Liebe Meister-Träne,
über welche Wange willst Du diesmal fließen? Natürlich über ein Bayern-Gesicht wirst Du sagen. Wirklich?
Es ist erst zwei Jahre her, dass Dortmund am letzten Spieltag gegen Mainz nicht gewinnen konnte, dass in Köln in der 87. Minute Jamal Musiala, gerade eingewechselt, ein Millimeter kleines Loch erspähte und mit seiner ersten Ballberührung den Ball zum 2:1 ins Tor schnitt. Die elfte Meisterschaft hintereinander war perfekt. Nicht nur bei Musiala flossen Tränen.
So spannend soll es diesmal nicht werden.

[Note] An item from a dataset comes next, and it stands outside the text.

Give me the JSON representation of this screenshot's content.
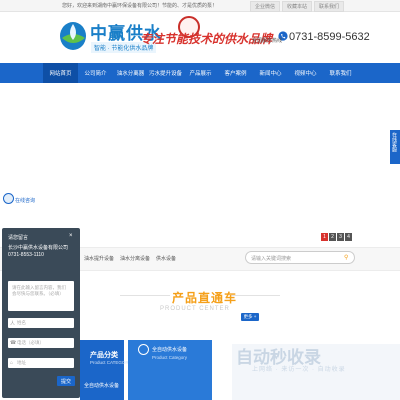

Nicht nur die Bayern-Fans rechnen damit, dass die Münchner am Samstag in Leipzig alles klarmachen und sich am 32. Spieltag ihre 34. Deutsche Meisterschaft holen.
Nur: Wer wird der Schütze? Wer ballert die Schale zurück nach München?
Musiala kommt mit seiner Muskelverletzung diesmal – wie schade – nicht in Frage. Ich hab da einen anderen Favoriten. Den so oft gescholtenen Leroy Sané.
Klar, es gibt an seinem Spiel immer wieder was zu meckern. Doch in den letzten Wochen zeigte nicht nur seine Formkurve konstant nach oben. Er wirkte torgefährlicher, entschlossener. Und dann entdeckte ich bei der Video-Analyse, dass Sané auf dem Weg zum 1:0 gegen Mainz nicht nur ein paar Gegner tunnelte, sondern mit Serge Gnabry auch einen eigenen Mann. Gnabry schaute ziemlich irritiert, sowas war ihm wohl noch nie passiert.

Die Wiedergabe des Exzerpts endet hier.